Crítica | Amor Sin Barreras (2021)

Barreras rotas con música

Desde el comienzo, Amor Sin Barreras (2021) siempre estuvo rodeada de dos dudas. La primera está relacionada a su propósito, a la necesidad de reinterpretar cinematográficamente un musical de adaptación memorable, mientras que la segunda refiere a su director, el legendario Steven Spielberg. Aunque Spielberg sea uno de los directores más polifacéticos, exitosos y capaces de la historia, el cineasta nunca probó suerte con el complejo género del musical, un cine capaz de sabotear las habilidades de los mejores profesionales. Por lo tanto, pensar en un Spielberg incapaz de ofrecer todo su talento a una adaptación algo innecesaria aludía a un panorama lleno de incertidumbre. Frente a la misma, se podría decir que el verdadero resultado de Amor Sin Barreras finalmente terminará en manos de los espectadores, en su capacidad para disfrutar de este musical de Broadway, porque, en lo que refiere a las dudas iniciales, las mismas quedan perfectamente resueltas por un Steven Spielberg que se para en la cima de otro género gracias una película que sabe justificar su existencia.

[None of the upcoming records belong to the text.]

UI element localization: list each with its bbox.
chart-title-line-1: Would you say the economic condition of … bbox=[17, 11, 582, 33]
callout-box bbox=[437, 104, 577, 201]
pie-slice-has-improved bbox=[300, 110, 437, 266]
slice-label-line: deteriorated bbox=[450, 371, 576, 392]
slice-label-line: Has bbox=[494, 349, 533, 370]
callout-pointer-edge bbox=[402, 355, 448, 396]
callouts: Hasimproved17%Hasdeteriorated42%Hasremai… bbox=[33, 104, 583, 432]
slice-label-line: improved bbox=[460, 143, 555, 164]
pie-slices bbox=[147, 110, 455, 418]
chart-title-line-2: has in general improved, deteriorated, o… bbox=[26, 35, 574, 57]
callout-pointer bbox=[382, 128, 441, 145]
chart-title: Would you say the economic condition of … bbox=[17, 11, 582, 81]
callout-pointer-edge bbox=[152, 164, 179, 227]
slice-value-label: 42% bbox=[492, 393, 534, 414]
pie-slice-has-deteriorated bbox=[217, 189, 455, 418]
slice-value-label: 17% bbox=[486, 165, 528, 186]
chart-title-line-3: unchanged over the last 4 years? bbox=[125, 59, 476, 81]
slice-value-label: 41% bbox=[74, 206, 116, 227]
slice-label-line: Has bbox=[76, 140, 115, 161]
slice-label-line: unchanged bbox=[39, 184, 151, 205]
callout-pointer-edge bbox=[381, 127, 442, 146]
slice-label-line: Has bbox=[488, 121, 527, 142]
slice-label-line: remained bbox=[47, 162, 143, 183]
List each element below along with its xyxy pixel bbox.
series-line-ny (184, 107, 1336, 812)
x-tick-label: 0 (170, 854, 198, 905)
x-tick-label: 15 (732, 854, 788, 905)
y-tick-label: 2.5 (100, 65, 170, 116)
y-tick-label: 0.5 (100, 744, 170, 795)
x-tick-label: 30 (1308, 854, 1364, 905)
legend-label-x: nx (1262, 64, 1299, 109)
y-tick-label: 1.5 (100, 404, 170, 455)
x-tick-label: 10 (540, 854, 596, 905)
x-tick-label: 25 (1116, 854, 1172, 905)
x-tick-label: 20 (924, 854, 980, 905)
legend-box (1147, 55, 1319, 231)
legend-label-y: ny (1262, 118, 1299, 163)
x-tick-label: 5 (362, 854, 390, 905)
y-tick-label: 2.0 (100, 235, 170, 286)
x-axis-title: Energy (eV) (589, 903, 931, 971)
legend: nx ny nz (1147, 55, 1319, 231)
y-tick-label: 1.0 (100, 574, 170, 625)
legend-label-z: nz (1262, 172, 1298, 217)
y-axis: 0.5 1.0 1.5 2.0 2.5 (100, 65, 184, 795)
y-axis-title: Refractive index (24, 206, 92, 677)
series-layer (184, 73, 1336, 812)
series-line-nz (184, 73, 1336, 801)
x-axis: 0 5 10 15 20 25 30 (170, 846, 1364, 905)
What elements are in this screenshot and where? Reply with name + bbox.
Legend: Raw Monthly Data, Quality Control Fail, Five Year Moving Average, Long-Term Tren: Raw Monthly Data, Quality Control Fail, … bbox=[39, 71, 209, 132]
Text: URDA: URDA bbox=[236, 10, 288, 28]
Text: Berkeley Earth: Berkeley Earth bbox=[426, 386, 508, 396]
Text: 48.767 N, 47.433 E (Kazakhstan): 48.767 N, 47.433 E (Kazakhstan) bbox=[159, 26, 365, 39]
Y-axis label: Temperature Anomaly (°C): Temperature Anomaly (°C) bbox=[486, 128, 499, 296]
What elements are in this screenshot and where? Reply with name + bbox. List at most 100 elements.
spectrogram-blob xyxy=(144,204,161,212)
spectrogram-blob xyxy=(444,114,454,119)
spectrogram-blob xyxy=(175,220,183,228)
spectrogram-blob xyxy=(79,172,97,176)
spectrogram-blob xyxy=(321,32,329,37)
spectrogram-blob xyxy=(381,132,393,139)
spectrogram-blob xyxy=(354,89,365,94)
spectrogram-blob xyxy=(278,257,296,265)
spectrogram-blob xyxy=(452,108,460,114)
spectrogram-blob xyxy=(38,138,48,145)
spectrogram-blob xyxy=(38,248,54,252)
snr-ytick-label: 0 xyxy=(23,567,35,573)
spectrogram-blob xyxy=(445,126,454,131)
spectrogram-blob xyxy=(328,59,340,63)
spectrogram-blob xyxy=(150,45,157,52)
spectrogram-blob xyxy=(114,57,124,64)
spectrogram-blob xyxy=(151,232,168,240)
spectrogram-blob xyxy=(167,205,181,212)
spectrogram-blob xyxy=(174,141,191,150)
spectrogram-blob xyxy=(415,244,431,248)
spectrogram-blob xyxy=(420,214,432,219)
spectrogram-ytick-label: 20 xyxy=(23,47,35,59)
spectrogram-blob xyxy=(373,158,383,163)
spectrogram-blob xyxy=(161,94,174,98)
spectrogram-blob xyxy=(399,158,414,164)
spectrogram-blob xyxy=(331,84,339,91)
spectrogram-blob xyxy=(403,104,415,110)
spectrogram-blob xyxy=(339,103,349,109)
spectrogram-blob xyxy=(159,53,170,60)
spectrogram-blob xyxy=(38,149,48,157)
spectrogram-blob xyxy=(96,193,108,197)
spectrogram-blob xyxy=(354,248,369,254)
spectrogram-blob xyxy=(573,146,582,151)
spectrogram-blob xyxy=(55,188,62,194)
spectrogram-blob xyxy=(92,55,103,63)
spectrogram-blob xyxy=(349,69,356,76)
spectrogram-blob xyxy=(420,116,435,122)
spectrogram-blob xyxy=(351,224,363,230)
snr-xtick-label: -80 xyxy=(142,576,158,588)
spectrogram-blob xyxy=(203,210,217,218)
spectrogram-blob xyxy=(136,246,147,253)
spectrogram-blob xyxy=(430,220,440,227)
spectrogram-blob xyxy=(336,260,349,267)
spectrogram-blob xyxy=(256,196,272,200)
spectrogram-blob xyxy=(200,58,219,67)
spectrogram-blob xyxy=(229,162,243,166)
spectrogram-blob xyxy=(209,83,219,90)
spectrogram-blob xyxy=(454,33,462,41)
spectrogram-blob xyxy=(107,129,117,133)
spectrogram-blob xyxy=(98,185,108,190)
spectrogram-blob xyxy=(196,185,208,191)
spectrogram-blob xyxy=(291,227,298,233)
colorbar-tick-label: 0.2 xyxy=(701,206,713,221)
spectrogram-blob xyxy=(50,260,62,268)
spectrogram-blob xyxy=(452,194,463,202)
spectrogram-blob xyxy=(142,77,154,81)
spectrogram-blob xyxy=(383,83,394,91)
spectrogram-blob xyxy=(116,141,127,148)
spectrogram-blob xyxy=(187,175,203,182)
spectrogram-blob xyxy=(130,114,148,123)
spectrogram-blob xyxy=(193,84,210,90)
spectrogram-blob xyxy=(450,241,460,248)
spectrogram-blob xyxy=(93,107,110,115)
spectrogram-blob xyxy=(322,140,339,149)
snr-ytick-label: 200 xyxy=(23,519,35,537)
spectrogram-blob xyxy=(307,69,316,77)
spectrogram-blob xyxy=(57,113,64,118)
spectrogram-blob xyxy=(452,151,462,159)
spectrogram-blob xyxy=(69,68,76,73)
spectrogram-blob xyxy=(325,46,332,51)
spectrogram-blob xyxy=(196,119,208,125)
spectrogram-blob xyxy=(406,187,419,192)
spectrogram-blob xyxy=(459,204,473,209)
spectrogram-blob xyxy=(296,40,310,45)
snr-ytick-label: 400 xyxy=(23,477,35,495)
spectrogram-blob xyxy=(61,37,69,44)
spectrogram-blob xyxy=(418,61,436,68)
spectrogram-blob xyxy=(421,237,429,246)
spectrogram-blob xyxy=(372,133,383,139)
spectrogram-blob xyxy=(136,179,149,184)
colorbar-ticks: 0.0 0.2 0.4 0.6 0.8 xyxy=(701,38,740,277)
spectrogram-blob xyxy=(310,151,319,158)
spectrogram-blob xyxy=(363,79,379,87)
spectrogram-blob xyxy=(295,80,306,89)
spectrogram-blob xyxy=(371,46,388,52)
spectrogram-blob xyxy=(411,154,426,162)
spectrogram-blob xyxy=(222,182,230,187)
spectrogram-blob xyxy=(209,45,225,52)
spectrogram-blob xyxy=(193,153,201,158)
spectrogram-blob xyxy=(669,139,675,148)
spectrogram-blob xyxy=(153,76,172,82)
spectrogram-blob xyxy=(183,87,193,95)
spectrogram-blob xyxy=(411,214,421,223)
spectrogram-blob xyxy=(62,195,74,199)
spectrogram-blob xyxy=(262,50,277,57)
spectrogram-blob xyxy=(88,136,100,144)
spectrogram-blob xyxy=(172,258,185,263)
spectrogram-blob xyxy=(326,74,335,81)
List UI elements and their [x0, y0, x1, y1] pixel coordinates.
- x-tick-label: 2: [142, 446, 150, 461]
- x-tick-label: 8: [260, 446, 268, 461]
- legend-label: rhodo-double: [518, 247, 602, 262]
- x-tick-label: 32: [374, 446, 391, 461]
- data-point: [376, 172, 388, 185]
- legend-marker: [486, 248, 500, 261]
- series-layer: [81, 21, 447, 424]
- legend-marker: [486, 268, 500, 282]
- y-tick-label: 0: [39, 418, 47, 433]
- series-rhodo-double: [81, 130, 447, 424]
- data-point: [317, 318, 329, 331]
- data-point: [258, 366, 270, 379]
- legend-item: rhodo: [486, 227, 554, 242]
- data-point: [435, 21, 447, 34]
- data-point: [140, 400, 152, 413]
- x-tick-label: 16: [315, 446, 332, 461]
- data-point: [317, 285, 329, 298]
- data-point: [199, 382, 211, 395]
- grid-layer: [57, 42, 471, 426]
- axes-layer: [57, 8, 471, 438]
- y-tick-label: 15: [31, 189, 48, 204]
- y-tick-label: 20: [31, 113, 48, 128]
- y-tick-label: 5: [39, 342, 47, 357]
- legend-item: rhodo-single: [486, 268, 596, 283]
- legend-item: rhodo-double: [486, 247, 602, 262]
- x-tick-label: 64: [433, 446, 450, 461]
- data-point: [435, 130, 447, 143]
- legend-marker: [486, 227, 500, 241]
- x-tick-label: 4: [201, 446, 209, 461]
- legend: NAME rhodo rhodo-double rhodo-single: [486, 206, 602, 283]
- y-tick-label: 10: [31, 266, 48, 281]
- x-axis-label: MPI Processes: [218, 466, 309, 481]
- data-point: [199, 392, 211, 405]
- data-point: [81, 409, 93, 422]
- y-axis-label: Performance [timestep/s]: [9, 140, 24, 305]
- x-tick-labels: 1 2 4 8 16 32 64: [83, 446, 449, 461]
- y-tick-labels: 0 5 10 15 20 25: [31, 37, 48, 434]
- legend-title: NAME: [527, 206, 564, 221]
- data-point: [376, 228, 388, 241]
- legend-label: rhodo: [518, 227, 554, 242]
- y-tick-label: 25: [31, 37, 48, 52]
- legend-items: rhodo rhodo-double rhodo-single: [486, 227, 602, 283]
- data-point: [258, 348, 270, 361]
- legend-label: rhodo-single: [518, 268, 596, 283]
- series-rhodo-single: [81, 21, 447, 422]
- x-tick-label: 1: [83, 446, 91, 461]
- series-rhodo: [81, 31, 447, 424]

Basada en West Side Story, musical original creado por Stephen Sondheim, la película de Spielberg se alza sobre la anterior adaptación cinematográfica de 1961 en base a un estilo clásico y ejecución contemporánea. Un acercamiento elevado por una dirección astuta y sumamente intensa cuando debe serlo. La propuesta reconoce como mezclarse entre lo épico y lo intimo para desatar su potencial como tragedia musical, una que aprovecha su inspiración en Romeo y Julieta para narrar una historia acerca de la división racial que no solo se siente adecuada y necesaria al día de hoy, sino que ofrece un mensaje tradicional que casi resulta fresco en comparación con otras películas recientes. Tanto lo acertado como lo anticuado de la obra de Sondheim sigue estando presente aquí, no hay intervención, pero la dirección coloca todo en un espacio seguro, en un musical que consigue transmitir sus cimientos antiguos para que podamos volver a disfrutar de ciertas concepciones del pasado. El relato se para sobre un romance instantáneo, de pasión a primera vista, así como de rivalidades excesivas y puntuales, y ambos elementos funcionan de la mano de las secuencias musicales, una sólida fusión entre teatro y cine, y un trato bastante progresista en lo que concierne a la representación cultural de Hollywood.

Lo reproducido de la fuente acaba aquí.